The swap could become a milestone in the history of the secret services, believes Igor Korotchenko, editor-in-chief of National Defense magazine. However, he expressed surprise because “Sutyagin is not [Gary] Powers.”

“Sutyagin had indirect contact with British special services and he was accused of the so-called ‘analytical espionage’,” Korotchenko told Rosbalt news agency. It was not a classic case of espionage, he added.

“Russia’s aspiration to take our illegal agents (as the FBI calls them) is understandable,” Korotchenko said. The US and their allies, first of all Britain, “may also be interested in freeing their agents, Russian citizens who were sentenced for espionage,” he noted.

“If a certain complex agreement is reached at the governmental level, one can say that a channel of secret consultations was used between the Russian Foreign Ministry and the US Department of State,” the analyst said. He described the swap as “sensational”.
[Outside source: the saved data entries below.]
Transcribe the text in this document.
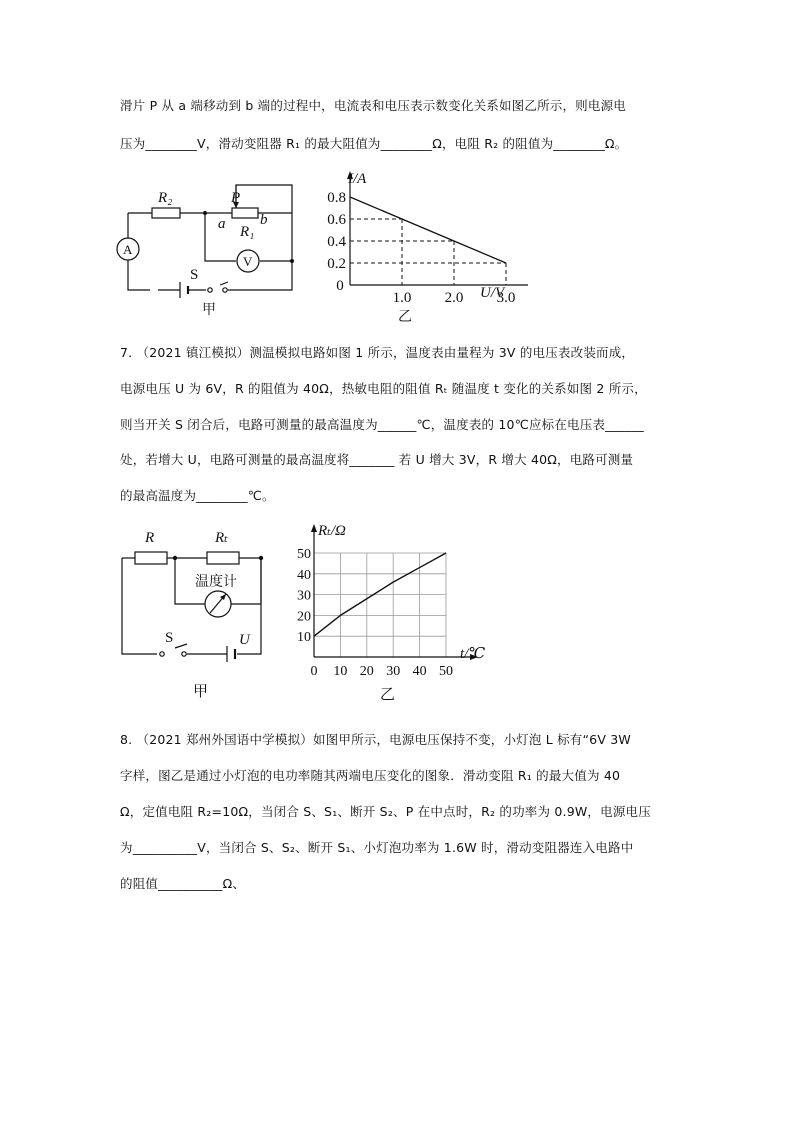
滑片 P 从 a 端移动到 b 端的过程中，电流表和电压表示数变化关系如图乙所示，则电源电
压为________V，滑动变阻器 R₁ 的最大阻值为________Ω，电阻 R₂ 的阻值为________Ω。
R₂	P
a b
R₁
A
V
S
甲
0.2
0.4
0.6
0.8
1.0 2.0 3.0
0
I/A
U/V
乙
7. （2021 镇江模拟）测温模拟电路如图 1 所示，温度表由量程为 3V 的电压表改装而成，
电源电压 U 为 6V，R 的阻值为 40Ω，热敏电阻的阻值 Rₜ 随温度 t 变化的关系如图 2 所示，
则当开关 S 闭合后，电路可测量的最高温度为______℃，温度表的 10℃应标在电压表______
处，若增大 U，电路可测量的最高温度将_______ 若 U 增大 3V，R 增大 40Ω，电路可测量
的最高温度为________℃。
R	Rₜ
温度计
S	U
甲
10
20
30
40
50
0 10 20 30 40 50
Rₜ/Ω
t/℃
乙
8. （2021 郑州外国语中学模拟）如图甲所示，电源电压保持不变，小灯泡 L 标有“6V 3W
字样，图乙是通过小灯泡的电功率随其两端电压变化的图象．滑动变阻 R₁ 的最大值为 40
Ω，定值电阻 R₂=10Ω，当闭合 S、S₁、断开 S₂、P 在中点时，R₂ 的功率为 0.9W，电源电压
为__________V，当闭合 S、S₂、断开 S₁、小灯泡功率为 1.6W 时，滑动变阻器连入电路中
的阻值__________Ω、
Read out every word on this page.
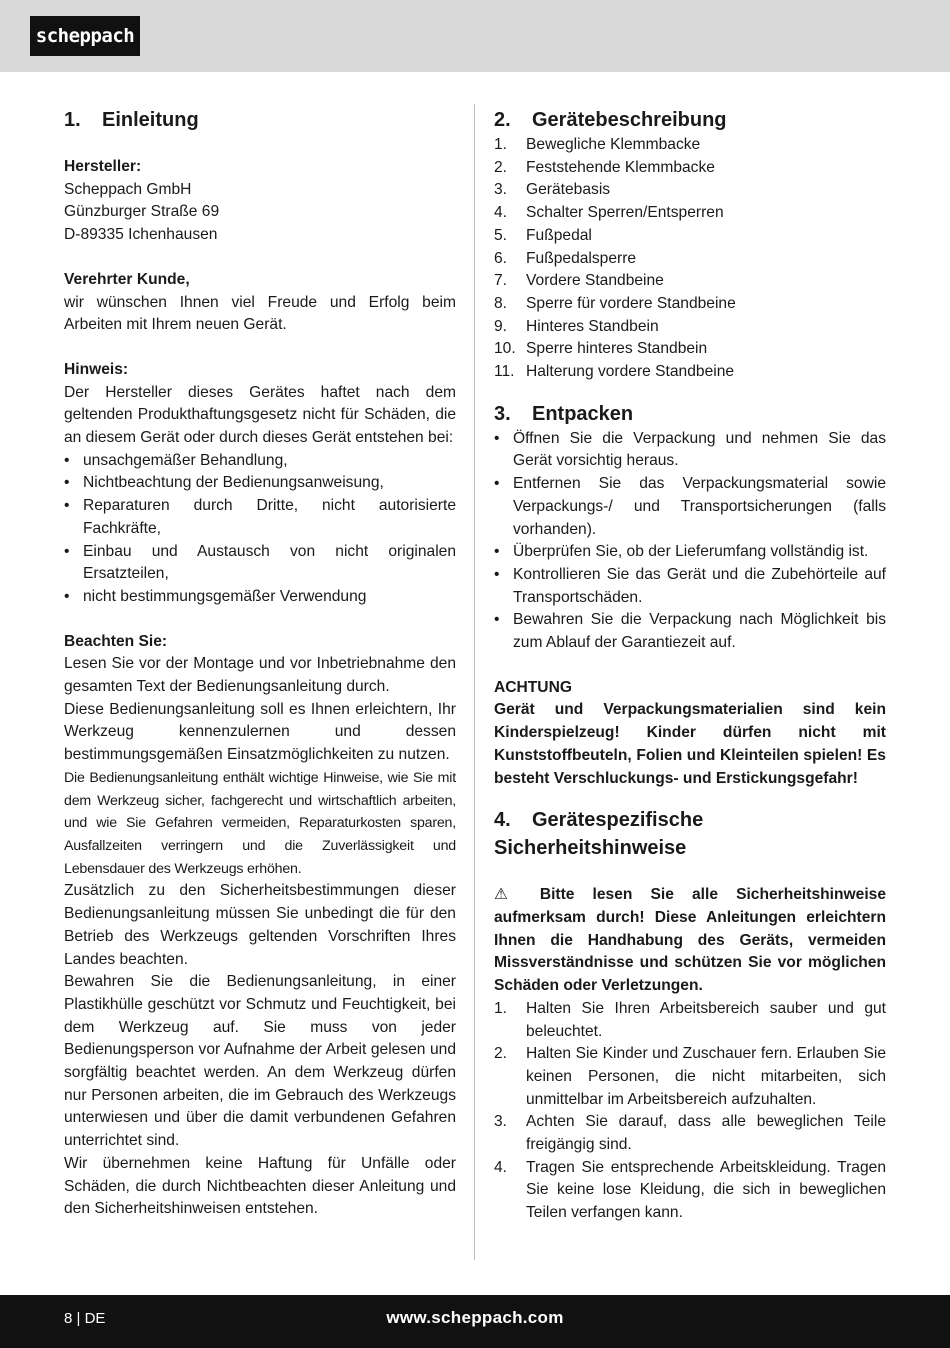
scheppach
1. Einleitung

Hersteller:

Scheppach GmbH

Günzburger Straße 69

D-89335 Ichenhausen

Verehrter Kunde,

wir wünschen Ihnen viel Freude und Erfolg beim Arbeiten mit Ihrem neuen Gerät.

Hinweis:

Der Hersteller dieses Gerätes haftet nach dem geltenden Produkthaftungsgesetz nicht für Schäden, die an diesem Gerät oder durch dieses Gerät entstehen bei:

• unsachgemäßer Behandlung,
• Nichtbeachtung der Bedienungsanweisung,
• Reparaturen durch Dritte, nicht autorisierte Fachkräfte,
• Einbau und Austausch von nicht originalen Ersatzteilen,
• nicht bestimmungsgemäßer Verwendung

Beachten Sie:

Lesen Sie vor der Montage und vor Inbetriebnahme den gesamten Text der Bedienungsanleitung durch.

Diese Bedienungsanleitung soll es Ihnen erleichtern, Ihr Werkzeug kennenzulernen und dessen bestimmungsgemäßen Einsatzmöglichkeiten zu nutzen.

Die Bedienungsanleitung enthält wichtige Hinweise, wie Sie mit dem Werkzeug sicher, fachgerecht und wirtschaftlich arbeiten, und wie Sie Gefahren vermeiden, Reparaturkosten sparen, Ausfallzeiten verringern und die Zuverlässigkeit und Lebensdauer des Werkzeugs erhöhen.

Zusätzlich zu den Sicherheitsbestimmungen dieser Bedienungsanleitung müssen Sie unbedingt die für den Betrieb des Werkzeugs geltenden Vorschriften Ihres Landes beachten.

Bewahren Sie die Bedienungsanleitung, in einer Plastikhülle geschützt vor Schmutz und Feuchtigkeit, bei dem Werkzeug auf. Sie muss von jeder Bedienungsperson vor Aufnahme der Arbeit gelesen und sorgfältig beachtet werden. An dem Werkzeug dürfen nur Personen arbeiten, die im Gebrauch des Werkzeugs unterwiesen und über die damit verbundenen Gefahren unterrichtet sind.

Wir übernehmen keine Haftung für Unfälle oder Schäden, die durch Nichtbeachten dieser Anleitung und den Sicherheitshinweisen entstehen.

2. Gerätebeschreibung
1. Bewegliche Klemmbacke
2. Feststehende Klemmbacke
3. Gerätebasis
4. Schalter Sperren/Entsperren
5. Fußpedal
6. Fußpedalsperre
7. Vordere Standbeine
8. Sperre für vordere Standbeine
9. Hinteres Standbein
10. Sperre hinteres Standbein
11. Halterung vordere Standbeine
3. Entpacken
• Öffnen Sie die Verpackung und nehmen Sie das Gerät vorsichtig heraus.
• Entfernen Sie das Verpackungsmaterial sowie Verpackungs-/ und Transportsicherungen (falls vorhanden).
• Überprüfen Sie, ob der Lieferumfang vollständig ist.
• Kontrollieren Sie das Gerät und die Zubehörteile auf Transportschäden.
• Bewahren Sie die Verpackung nach Möglichkeit bis zum Ablauf der Garantiezeit auf.

ACHTUNG

Gerät und Verpackungsmaterialien sind kein Kinderspielzeug! Kinder dürfen nicht mit Kunststoffbeuteln, Folien und Kleinteilen spielen! Es besteht Verschluckungs- und Erstickungsgefahr!

4. Gerätespezifische Sicherheitshinweise

⚠ Bitte lesen Sie alle Sicherheitshinweise aufmerksam durch! Diese Anleitungen erleichtern Ihnen die Handhabung des Geräts, vermeiden Missverständnisse und schützen Sie vor möglichen Schäden oder Verletzungen.

1. Halten Sie Ihren Arbeitsbereich sauber und gut beleuchtet.
2. Halten Sie Kinder und Zuschauer fern. Erlauben Sie keinen Personen, die nicht mitarbeiten, sich unmittelbar im Arbeitsbereich aufzuhalten.
3. Achten Sie darauf, dass alle beweglichen Teile freigängig sind.
4. Tragen Sie entsprechende Arbeitskleidung. Tragen Sie keine lose Kleidung, die sich in beweglichen Teilen verfangen kann.
8 | DE	www.scheppach.com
The exchange is “advantageous to Russia,” Korotchenko said, adding that Russian special services “have already got the information” about the Americans’ work methods.

A source close to the Constitutional Court told Rosbalt that in accordance with the constitution, Russia may not extradite their citizens. In this case “they may only obtain foreign citizenship.”

Spies for agents

However, Sutyagin “will retain Russian citizenship and will be able to travel around the world without restrictions,” Gazeta.ru online newspaper said, citing human rights activist and the secretary of a committee for protection of researchers Ernst Cherny.

Sutyagin’s lawyer Anna Stavitskaya said the scientist had to admit his guilt. “Judicially, everything will be arranged as if he asked to let him go to Britain,” she added.

“The Russian-American spy scandal is ending as sensationally as it began,” Kommersant daily wrote. Sutyagin had to admit his guilt and be swapped, it noted. “Otherwise Russia would not be able to return its spies, and the Western secret services – convicted agents,” the paper stressed.

Sutyagin’s mother Svetlana told the paper that she and other relatives were offered to visit him on July 7. According to her, “a general from the Federal Security Service (FSB) or SVR and American diplomats attended the meeting.”

One of the arguments for Sutyagin to write the confession was that if at least one of the participants of the deal between the special services refused to take part in the swap, it could be disrupted, the paper said.

The list of candidates for the exchange was sent by the US to Russia via diplomatic channels, Ernst Cherny told the paper. He claimed he had been able to briefly look at the list.

One man on the list, Sergey Skripal, is a former colonel with Russian military intelligence. In 2006, he was sentenced to 13 years in jail on charges of spying for Britain, the paper noted.

Sources in security services told the paper that the list also included “former employee of Russian Foreign Intelligence Service Aleksandr Zaporozhsky, who was jailed for 18 years for espionage in 2003.”

The Russian and American authorities have been active recently, preparing the deal, Vremya Novostey daily said. However, Russia may become the hardest hit side in case of the swap, the paper said. Thus, Moscow will recognize those arrested in the US are “career intelligence officers” and “unfriendly espionage against the US was continuing,” the paper said.

However, the deal will help Moscow and Washington avoid “political demagogy” and the parties will consider what happened “as an objective inevitability,” the paper said. “According to this logic, the swap fits well in the framework of ‘the reset,’” it added.